Grimes flushed angrily. "No," he said, "Your Excellency."

He was not frightened of Kane but he would have been willing to admit that he was worried. Kane was up to no good. Kane was always up to no good. He was a leopard with indelible spots.

People emerged from the little houses, from the pinnace, alerted by the racket of the boat's inertial drive. How many Terrans should there have been? Kane and ten of his passengers, seven men and three women . . . But standing there and looking up were thirty people. All of them were clothed, which seemed to indicate that there were no natives among them. Grimes studied the upturned faces through binoculars. Kane was not there—but suddenly that well remembered voice blasted from the transceiver.

"Ahoy, the pinnace! Who the hell are yer an' wot yer doin' here?"

Kane must be speaking from inside his own boat.

"The Far Traveler," replied Grimes stiffly into his microphone. "Her Owner, the Baroness d'Estang of El Dorado. And her Master."

"An' I'm Southerly Buster, Owner and Master, Welcome to Stratford. Come on down. This is Liberty Hall; you can spit on the mat an' call the cat a bastard!"

"It should be the local mayor—Queen Anne, isn't it?—to issue the invitation," said the Baroness to Grimes.

"Perhaps Queen Anne is dead," said Grimes.
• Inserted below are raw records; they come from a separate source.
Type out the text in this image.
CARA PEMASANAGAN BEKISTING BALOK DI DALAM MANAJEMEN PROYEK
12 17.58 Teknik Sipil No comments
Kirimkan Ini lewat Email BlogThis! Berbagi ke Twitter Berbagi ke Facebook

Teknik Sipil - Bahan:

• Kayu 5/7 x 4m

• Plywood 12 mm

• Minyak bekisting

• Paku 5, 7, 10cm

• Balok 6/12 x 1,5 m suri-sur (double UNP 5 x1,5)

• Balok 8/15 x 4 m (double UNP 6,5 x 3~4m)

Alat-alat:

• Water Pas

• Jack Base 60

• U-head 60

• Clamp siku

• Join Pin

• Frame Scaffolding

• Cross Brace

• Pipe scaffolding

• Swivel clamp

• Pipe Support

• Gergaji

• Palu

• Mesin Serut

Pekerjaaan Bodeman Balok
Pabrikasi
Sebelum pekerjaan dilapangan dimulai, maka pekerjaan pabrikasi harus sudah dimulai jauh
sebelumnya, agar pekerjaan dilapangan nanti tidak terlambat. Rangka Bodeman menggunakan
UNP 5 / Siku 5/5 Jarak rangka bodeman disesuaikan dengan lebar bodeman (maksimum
With sudden foreboding he remembered the old saying; Many a true word is spoken in jest

"Take us down, Captain," ordered the Baroness.

Grimes reduced vertical thrust and the pinnace settled slowly toward the ground, to the white sheet that somebody had spread to serve as a landing mark. She landed gently. Grimes cut the drive, actuated the controls of the airlock doors. He realized, too late, that he should have brought arms—but the six general purpose robots which had accompanied the humans from The Far Traveler would be capable of doing considerable damage to any enemy using nothing more than their own, enormously strong metal bodies.

He had landed about five meters from Southerly Buster's pinnace. A man came out through the airlock door of this craft—tall, gangling, clad in slate-gray shirt-and-shorts uniform with black, gold-braided shoulderboards. His straw-colored hair was untidy, even though short, and his face looked as though at some time in the past it had been shattered and then reassembled by a barely competent, unaesthetic plastic surgeon.

"Captain Kane?" the Baroness asked Grimes.

"Drongo Kane," he said.

She rose from her seat, was first out of the boat. Grimes followed her, then the robots. Kane advanced to stand in the forefront of his own people. He looked the Baroness up and down like a slave dealer assessing the points of a possible purchase. He bowed then—a surprisingly courtly gesture. He raised the Baroness's outstretched hand to his lips, surrendered it reluctantly as he came erect. Grimes could not see his employer's face but sensed that she was favorably impressed by her reception.

She said, "And now, Captain Kane, may I present my yachtmaster, Captain . . ."

"Grimes, Madam," supplied Kane with a grin. "I thought that I recognized his voice but didn't see how it could be him. But it is. Live on stage, in person. Singing and dancing."

"Mphm," grunted Grimes.

"No hard feelin's," said Kane, extending his right hand. "You've come down in the universe, I see—but I don't believe in kickin' a man when he's down."

Not unless there's some profit in it, thought. Grimes, taking the proffered paw and getting the handshake over as quickly as possible.

"You know, ma'am, I'm pleased that you an' me old cobber Grimes dropped in," Kane went on. "A couple of independent witnesses is just what I'm needin' right now. It'd be better if Grimes was still in the Survey Service—but at least he's not a Dog Star Line puppy."

"What are you talking about, Kane?" demanded Grimes.

"Just this. I —an' my legal eagle, Dr. Kershaw . . ." A tall, gray-haired, gray-clad man among the small crowd inclined his head' toward the newcomers . . . "have the honor of representin' the rightful owners of this planet"

"The rightful owners?" asked Grimes. "Too right" Grimes waved his right hand in a wide arc, indicating the twenty men and women who were standing a little apart from his own people. "The Little, Grant, James and Pettifer families!"

The names rang a faint bell in the recesses of Grimes' memory.

"Descendants," stated Kane, "of four of the human women who were among the Lode Cougar survivors!"